The Safe Routes to School Program (SRTS) is a federal program of the United States Department of Transportation's Federal Highway Administration
(FHWA). It was created in 2005 by Section 1404 of the Safe, Accountable, Flexible, Efficient Transportation Equity Act: A Legacy for Users Act,
referred to as SAFETEA-LU.
In 2012, Congress passed a new transportation bill: Moving Ahead for Progress in the 21st Century (MAP-21). Under this legislation, SRTS has been combined with two other programs (Transportation Enhancements and Recreational Trails) under the Transportation Alternatives Program (TAP). The New Jersey Department of Transportation (NJDOT) has elected to continue SRTS as a standalone federal-aid program under TAP. It is currently administered by NJDOT, in partnership with the state's three Metropolitan Planning Organizations (MPOs): North Jersey Transportation Planning Authority (NJTPA), the Delaware Valley Regional Planning Commission (DVRPC) and the South Jersey Transportation Planning Organization (SJTPO).
The federal SRTS program provides funds to the states to substantially improve the ability of primary and middle school students to walk and
bicycle to school safely.
The purposes of the program are:
- to enable and encourage children, including those with disabilities, to walk and bicycle to school;
- to make bicycling and walking to school a safer and more appealing transportation alternative, thereby encouraging a healthy and active
lifestyle from an early age; and,
- to facilitate the planning, development and implementation of projects and activities that will improve safety and reduce traffic, fuel
consumption and air pollution in the vicinity (approximately two miles) of primary and middle schools (Grades K-8).
Each state administers its own program and develops its own procedures to solicit and select projects for funding.

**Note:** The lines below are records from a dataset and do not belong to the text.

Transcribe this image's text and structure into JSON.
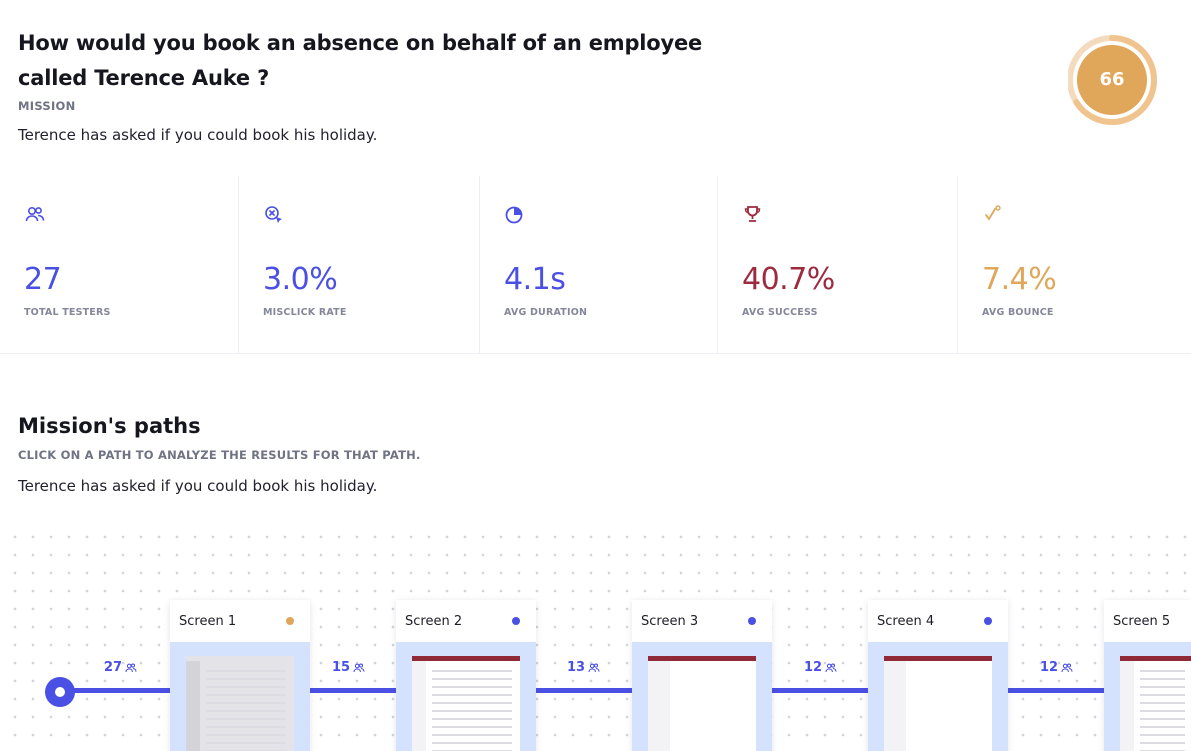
{
  "mission": {
    "title": "How would you book an absence on behalf of an employee called Terence Auke ?",
    "tag": "MISSION",
    "description": "Terence has asked if you could book his holiday."
  },
  "score": {
    "value": "66",
    "fraction": 0.66,
    "color": "#e0a65a",
    "track_color": "#f4dbbe"
  },
  "stats": [
    {
      "icon": "users-icon",
      "value": "27",
      "label": "TOTAL TESTERS",
      "color": "#4a50e3"
    },
    {
      "icon": "misclick-icon",
      "value": "3.0%",
      "label": "MISCLICK RATE",
      "color": "#4a50e3"
    },
    {
      "icon": "pie-clock-icon",
      "value": "4.1s",
      "label": "AVG DURATION",
      "color": "#4a50e3"
    },
    {
      "icon": "trophy-icon",
      "value": "40.7%",
      "label": "AVG SUCCESS",
      "color": "#9d2a3f"
    },
    {
      "icon": "bounce-icon",
      "value": "7.4%",
      "label": "AVG BOUNCE",
      "color": "#e0a65a"
    }
  ],
  "paths": {
    "title": "Mission's paths",
    "subtitle": "CLICK ON A PATH TO ANALYZE THE RESULTS FOR THAT PATH.",
    "description": "Terence has asked if you could book his holiday.",
    "counts": [
      "27",
      "15",
      "13",
      "12",
      "12"
    ],
    "screens": [
      {
        "name": "Screen 1",
        "dot_color": "#e0a65a"
      },
      {
        "name": "Screen 2",
        "dot_color": "#4a50e3"
      },
      {
        "name": "Screen 3",
        "dot_color": "#4a50e3"
      },
      {
        "name": "Screen 4",
        "dot_color": "#4a50e3"
      },
      {
        "name": "Screen 5",
        "dot_color": "#4a50e3"
      }
    ]
  }
}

The program establishes
two distinct types of funding opportunities: infrastructure projects (the planning, design and construction of engineering improvements)
and non-infrastructure related activities (such as education, enforcement and encouragement programs).
New Jersey Safe Routes to School Program
As of October 2014, NJDOT has awarded more than $19 million in federal SRTS funds to 129 projects at 212 schools in 98 communities across New Jersey. Another $5 million has supported these local projects with statewide programs. More rounds of infrastructure grants and educational programs are planned to fulfill the goals of the SRTS Program.
The overall SRTS program is overseen by the SRTS Coordinator in the Office of Bicycle and Pedestrian Programs. The SRTS Coordinator is responsible for monitoring all aspects of the program. This includes managing the non-infrastructure program, participating in the SRTS infrastructure grant program solicitation and selection process and helping to ensure that state and federal requirements are met.
SRTS Infrastructure Projects
The federally funded SRTS Infrastructure Grant Program is administered by NJDOT's Division of Local Aid and Economic Development. It is operated as a competitive grant program in which proposals from applicants to develop and implement infrastructure projects are solicited and evaluated.
SRTS Non-Infrastructure Projects
The Alan M. Voorhees Transportation Center (VTC), working closely with NJDOT, operates the New Jersey SRTS Resource Center (NJ SRTSRC) which provides services, training, coordination and technical assistance directly to regional planning organizations, schools and school districts, and local and regional governments.
In 2011, NJDOT implemented the New Jersey SRTS Non-Infrastructure Technical Assistance Program. This program is a cooperative venture involving New Jersey's eight Transportation Managment Associations (TMAs), the NJ SRTSRC and NJDOT. NJDOT provides federal funding, program administration and oversight; the NJ SRTSRC provides services, training, evaluation and technical assistance to the TMAs; and the SRTS Regional Coordinators at each of the TMAs proactively reach out to schools, local governments and other organizations to provide them with a variety of SRTS non-infrastructure services. Services include assistance with pedestrian safety assemblies, bicycle rodeos, walking school buses and Walk and Bike to School Day events.
As part of this program, all New Jersey municipalities and K-8 schools are eligible to receive free, non-construction related services. TMAs are also charged with prioritizing disadvantaged communities in their outreach efforts to ensure an equitable distribution of services.